SALT LAKE CITY — While a bill seeking $35 million for affordable housing has yet to surpass its biggest obstacle at the Utah Legislature, developers and business leaders came together Monday to show they’re doing their part.
As part of that effort, they made the case for legislators to join them, saying they could turn $5 million of state money into $100 million for affordable housing.
“We can’t keep kicking the housing can down the road,” said Clark Ivory, CEO of Ivory Homes, one of Utah’s top home builders, at a news conference Monday on Utah’s Capitol Hill. “We’ve got to deal with it.”
A gang of Utah business giants, including the Clark and Christine Ivory Foundation, Intermountain Healthcare and Zions Bank, announced they will work with the Utah Nonprofit Housing Corporation to create the new Utah Housing Preservation Fund, a fund aimed at helping preserve Utah’s existing affordable housing so they aren’t bought and remodeled to be leased again at sky high prices.
Ivory said the need for preservation of Utah’s existing affordable housing stock became clear recently when his foundation tried to purchase about 200 units in downtown Salt Lake City for preservation, aiming to keep their rents at between $600 and $900 a month.
“We thought this was a huge opportunity,” Ivory said, but they were disappointed when a California investor upped their full-price offer by 5%.

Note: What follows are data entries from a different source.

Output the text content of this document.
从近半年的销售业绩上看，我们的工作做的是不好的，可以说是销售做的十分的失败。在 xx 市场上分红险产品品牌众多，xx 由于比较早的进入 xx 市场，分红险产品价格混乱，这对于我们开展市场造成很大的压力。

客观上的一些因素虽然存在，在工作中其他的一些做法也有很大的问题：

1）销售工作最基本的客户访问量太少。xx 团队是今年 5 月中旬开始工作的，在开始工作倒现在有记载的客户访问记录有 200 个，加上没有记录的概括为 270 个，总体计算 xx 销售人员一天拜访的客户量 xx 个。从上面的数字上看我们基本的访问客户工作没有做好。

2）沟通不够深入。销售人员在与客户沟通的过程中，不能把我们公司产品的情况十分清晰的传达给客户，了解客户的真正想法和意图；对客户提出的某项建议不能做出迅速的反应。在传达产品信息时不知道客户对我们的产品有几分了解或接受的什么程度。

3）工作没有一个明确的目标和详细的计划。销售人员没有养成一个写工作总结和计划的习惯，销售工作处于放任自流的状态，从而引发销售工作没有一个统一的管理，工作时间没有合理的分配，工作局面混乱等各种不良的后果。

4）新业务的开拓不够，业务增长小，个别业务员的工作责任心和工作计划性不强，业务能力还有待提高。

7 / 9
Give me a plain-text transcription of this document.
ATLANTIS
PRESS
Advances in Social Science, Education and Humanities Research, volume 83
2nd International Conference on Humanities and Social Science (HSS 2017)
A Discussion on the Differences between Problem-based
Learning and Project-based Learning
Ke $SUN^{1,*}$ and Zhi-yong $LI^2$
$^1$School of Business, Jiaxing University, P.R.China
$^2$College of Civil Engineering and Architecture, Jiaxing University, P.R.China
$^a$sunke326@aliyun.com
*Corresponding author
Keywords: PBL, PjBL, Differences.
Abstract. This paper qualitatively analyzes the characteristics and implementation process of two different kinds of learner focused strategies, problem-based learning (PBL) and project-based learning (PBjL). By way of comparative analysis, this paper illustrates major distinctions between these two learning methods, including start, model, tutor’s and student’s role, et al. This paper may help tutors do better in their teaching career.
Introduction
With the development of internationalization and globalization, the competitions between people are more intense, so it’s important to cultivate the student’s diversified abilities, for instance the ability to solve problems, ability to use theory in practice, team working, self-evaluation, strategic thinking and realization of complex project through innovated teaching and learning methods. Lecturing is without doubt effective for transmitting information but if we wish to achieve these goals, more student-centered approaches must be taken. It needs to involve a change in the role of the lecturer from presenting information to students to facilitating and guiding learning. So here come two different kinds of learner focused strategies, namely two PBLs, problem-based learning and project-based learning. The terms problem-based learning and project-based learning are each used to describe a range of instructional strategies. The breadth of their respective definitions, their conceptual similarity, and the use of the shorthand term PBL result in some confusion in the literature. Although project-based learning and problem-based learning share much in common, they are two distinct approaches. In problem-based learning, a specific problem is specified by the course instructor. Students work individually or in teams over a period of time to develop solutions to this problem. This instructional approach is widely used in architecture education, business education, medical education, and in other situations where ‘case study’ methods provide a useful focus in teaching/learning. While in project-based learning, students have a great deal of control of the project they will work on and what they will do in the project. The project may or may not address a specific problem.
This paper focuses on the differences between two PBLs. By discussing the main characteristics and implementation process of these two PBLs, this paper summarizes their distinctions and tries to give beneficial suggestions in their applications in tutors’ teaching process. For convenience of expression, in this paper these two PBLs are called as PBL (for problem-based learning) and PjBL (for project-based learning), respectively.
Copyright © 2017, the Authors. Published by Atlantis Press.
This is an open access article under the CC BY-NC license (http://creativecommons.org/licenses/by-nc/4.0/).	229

“It’s hard to begrudge the sellers for not taking more money,” Ivory said, but they realized they needed more capital at their fingertips in order to make more competitive offers.
To stop more rental units from going from $800 a month to $1,800 a month and displacing families, Ivory said the Utah Housing Preservation Fund seeks to eventually grow to $100 million or more. The aim to to eventually preserve 500 to 800 affordable units.
The Ivory Foundation, Intermountain Healthcare, and Zions Bank announced a commitment of an initial $20 million for the first phase of the preservation fund, which Ivory said will seek to preserve roughly 100 of the state’s most affordable housing units. Later on, Ivory said stakeholders will actively seek public and private partners to grow the fund to “$100 million and beyond” by the end of 2020.
The units bought by the preservation fund will then be managed by the Utah Nonprofit Housing Corporation, which will also work with housing authorities, service providers and other organizations throughout the state to secure housing for low- and moderate-income Utahns.
To launch the fund, the Utah Nonprofit Housing Corporation is under contract to acquire 54 units of deeply affordable housing from Housing Connect, Salt Lake County’s housing authority. That will not just preserve that housing, Ivory said, but also allow Housing Connect to reinvest the proceeds of the purchase to generate more than 100 additional units for households earning below 30% of the area median income.
“So you can see how this has a cascading effect,” Ivory said. “We will be buying and protecting and preserving these units and give another nonprofit the opportunity to go and invest in new (units).”
Gail Miller, owner and chairwoman of the Larry H. Miller Group of Companies and a member of the Intermountain Healthcare Board of Trustees, painted a picture of why affordable housing has become the missing link in Salt Lake County’s new network of homeless resource centers.
“Think for a minute of living in a dorm with 21 beds, where you have a bunk bed that is your space. You have a plastic box you keep under your bed for your belongings,” Miller said. “And you have access to food, shelter training for job services with a person to help you navigate the system. But after you’ve done all of that, you still have no place to go.”
Miller said “we are doing a great job” with the new homeless resource centers, “but they’re only one part of the solution.”
“When we have people who are willing to provide that last critical step, which is housing, that makes the whole difference,” she said. “Everything that goes up to that point is important, but it’s lost if the housing opportunity is not there.”
A bill seeking $35 million in state money — $5 million of which would be used for this preservation fund — was given unanimous approval by a House committee Monday morning. But the bill’s sponsor, Sen. Jake Anderegg, R-Lehi, expects the real challenge to come on the House floor, where he plans to lobby for dollars as legislative leaders hash out the budget.
Following the collapse of tax reform to fix what legislators call a funding imbalance between education and general fund dollars, leaders have given no promises for affordable housing this year, even after last year’s bill was completely stripped of its fiscal note.
Still, Ivory urged legislators to commit to helping solve Utah’s housing “crisis.”
“We recognize that the budget is tight,” Ivory said, be he said that $5 million in state money would help stakeholders “leverage” it into the eventually $100 million fund that would have an “enormous impact” for affordable housing.
“We hope the Legislature will be bold and move forward, even in tough budgetary times,” Ivory said, “and do what we hope will help us solve this problem.”
Anderegg told the Deseret News after Monday’s news conference he “most definitely” expects the preservation fund will help leverage at least the $5 million ask in his bill.